Abstract

Smart addresses one of the most controversial theories of our day: the alleged connection between race (or ethnicity), intelligence, and virtue. Sander Gilman shows that such theories have a long, disturbing history. He examines a wide range of texts - treatises, novels, films, philosophical works, and operas - that assert the greater intelligence (and, often, lesser virtue) of Jews. book opens with a discussion of concepts that relate intelligence and race (particularly those that figure in the controversial bestseller The Bell Curve); it then describes scientific theories of superior intelligence that were developed in the nineteenth and early twentieth centuries.
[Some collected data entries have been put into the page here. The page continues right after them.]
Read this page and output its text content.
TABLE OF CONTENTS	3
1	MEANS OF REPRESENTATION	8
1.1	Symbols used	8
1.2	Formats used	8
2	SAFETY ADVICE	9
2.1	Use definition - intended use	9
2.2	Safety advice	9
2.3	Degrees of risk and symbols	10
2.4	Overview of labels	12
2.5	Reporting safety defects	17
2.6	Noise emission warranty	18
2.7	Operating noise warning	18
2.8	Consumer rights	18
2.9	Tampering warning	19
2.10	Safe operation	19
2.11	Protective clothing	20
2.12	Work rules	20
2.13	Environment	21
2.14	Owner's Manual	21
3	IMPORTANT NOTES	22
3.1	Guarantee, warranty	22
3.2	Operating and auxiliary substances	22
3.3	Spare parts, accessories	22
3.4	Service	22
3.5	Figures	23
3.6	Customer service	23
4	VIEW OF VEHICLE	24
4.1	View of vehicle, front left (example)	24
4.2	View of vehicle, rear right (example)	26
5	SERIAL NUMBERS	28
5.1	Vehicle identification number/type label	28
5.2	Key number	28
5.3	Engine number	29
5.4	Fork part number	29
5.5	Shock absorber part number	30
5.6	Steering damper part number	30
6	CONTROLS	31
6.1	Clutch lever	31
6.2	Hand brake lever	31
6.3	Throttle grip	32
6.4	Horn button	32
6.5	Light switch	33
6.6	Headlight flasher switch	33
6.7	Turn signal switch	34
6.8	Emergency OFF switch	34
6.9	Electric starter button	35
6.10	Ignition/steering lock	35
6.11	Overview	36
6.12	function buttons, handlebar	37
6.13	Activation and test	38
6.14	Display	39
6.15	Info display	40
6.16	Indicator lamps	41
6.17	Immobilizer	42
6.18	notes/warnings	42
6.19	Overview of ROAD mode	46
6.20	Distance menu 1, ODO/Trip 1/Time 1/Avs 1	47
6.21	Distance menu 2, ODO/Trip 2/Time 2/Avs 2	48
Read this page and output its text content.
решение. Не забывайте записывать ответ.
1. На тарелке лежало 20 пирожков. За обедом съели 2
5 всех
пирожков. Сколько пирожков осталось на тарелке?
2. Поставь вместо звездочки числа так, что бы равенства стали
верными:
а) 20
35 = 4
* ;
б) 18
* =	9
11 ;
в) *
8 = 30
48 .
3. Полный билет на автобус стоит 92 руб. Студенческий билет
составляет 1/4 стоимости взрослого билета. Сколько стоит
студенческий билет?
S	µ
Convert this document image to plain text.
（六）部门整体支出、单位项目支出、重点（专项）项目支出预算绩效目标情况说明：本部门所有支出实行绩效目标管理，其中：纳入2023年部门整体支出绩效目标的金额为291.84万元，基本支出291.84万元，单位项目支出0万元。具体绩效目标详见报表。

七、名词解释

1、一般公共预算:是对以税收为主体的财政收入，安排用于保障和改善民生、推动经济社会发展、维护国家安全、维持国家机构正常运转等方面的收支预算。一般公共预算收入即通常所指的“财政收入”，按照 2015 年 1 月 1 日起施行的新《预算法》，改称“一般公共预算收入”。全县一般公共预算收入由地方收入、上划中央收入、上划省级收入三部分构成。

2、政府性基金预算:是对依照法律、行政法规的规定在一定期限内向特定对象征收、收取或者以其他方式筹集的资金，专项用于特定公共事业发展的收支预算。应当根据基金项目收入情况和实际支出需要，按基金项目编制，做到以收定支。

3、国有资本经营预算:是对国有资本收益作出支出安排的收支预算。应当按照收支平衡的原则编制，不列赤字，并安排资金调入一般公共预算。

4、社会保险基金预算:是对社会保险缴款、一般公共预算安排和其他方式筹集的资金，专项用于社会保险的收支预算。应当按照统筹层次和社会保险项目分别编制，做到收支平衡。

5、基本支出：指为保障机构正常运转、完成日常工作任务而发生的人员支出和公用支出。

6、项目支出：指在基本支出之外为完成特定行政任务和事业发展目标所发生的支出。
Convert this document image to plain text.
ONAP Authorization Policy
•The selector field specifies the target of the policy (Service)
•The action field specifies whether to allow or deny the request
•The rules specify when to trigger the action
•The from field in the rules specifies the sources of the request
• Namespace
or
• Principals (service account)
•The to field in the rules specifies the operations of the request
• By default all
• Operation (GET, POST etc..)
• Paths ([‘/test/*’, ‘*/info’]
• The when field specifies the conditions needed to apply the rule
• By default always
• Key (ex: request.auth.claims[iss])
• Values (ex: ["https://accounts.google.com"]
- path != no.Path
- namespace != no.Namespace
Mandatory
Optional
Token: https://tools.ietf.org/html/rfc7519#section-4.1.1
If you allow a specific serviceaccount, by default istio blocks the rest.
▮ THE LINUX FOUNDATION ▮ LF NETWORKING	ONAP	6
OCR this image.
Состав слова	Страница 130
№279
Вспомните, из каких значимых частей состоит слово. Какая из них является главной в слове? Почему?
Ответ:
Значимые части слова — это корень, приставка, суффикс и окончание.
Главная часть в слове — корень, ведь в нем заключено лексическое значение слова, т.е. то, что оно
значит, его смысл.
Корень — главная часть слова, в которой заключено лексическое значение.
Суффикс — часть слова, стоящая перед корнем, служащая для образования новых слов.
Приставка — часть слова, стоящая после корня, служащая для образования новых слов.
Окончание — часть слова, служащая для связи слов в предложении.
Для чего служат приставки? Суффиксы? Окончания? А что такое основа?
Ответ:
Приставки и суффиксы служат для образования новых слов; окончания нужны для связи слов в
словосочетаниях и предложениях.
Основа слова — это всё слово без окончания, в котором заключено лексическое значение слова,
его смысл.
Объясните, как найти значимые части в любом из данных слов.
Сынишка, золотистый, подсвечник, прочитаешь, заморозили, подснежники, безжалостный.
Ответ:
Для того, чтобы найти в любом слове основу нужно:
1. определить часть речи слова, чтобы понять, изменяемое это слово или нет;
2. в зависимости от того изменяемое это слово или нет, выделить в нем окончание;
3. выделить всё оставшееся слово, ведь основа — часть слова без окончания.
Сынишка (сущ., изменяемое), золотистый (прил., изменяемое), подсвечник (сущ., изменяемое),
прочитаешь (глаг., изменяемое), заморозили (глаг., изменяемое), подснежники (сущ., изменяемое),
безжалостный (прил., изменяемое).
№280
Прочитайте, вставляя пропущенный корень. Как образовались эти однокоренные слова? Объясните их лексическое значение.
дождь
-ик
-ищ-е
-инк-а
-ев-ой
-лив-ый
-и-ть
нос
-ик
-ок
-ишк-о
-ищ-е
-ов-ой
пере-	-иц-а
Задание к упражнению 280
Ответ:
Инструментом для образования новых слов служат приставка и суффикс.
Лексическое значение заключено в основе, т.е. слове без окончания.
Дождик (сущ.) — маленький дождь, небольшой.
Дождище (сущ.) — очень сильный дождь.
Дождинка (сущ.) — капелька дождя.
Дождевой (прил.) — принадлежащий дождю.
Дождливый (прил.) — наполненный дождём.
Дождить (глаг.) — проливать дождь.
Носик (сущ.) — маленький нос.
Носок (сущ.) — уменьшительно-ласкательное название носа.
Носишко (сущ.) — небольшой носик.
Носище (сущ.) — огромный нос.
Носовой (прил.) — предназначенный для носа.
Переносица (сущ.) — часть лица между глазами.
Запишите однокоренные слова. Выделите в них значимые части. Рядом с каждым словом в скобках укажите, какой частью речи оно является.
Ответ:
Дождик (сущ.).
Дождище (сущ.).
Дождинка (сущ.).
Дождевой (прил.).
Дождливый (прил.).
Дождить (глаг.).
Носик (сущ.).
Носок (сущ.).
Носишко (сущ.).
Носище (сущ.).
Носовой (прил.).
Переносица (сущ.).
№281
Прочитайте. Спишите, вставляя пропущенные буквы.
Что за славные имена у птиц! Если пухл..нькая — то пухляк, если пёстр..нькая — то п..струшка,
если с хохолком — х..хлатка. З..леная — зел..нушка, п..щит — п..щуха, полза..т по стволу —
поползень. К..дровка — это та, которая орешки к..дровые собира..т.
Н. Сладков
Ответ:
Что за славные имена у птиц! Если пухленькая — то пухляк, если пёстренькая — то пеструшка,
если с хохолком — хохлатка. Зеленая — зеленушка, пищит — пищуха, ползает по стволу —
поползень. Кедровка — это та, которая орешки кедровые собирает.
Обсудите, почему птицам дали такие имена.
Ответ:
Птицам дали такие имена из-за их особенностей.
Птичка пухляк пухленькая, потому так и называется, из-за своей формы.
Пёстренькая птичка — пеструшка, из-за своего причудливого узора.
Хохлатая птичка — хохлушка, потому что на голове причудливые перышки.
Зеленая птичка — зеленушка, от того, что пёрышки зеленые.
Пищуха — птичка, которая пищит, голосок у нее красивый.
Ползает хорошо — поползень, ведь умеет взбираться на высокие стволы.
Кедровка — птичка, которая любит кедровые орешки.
Gilman explores the reactions to those theories by scientists and intellectuals of that era, including Sigmund Freud, Ludwig Wittgenstein, and Hugo von Hofmannsthal.The conclusion turns to how such ideas figure in modern novels and films, from F. Scott Fitzgerald's The Last Tycoon to Stephen Spielberg's Schindler's List and Robert Redford's Quiz Show. Gilman demonstrates how stereotypes can permeate society, finding expression in everything from work to popular culture. And he shows how the seemingly flattering attribution of superior intelligence has served to isolate Jews and to cast upon them the imputation of lesser virtue. A fascinating, highly readable book, Smart is an essential work in our ongoing debates about race, ethnicity, intelligence, and virtue. Sander Gilman is Henry R. Luce Professor of the Liberal Arts in Human Biology at the University of Chicago. His works include Difference and Pathology: Stereotypes of Sexuality, Race, and Madness; Jewish Self-Hatred : Anti-Semitism and the Hidden Language of Jews; and Inscribing the Other (Nebraska 1992).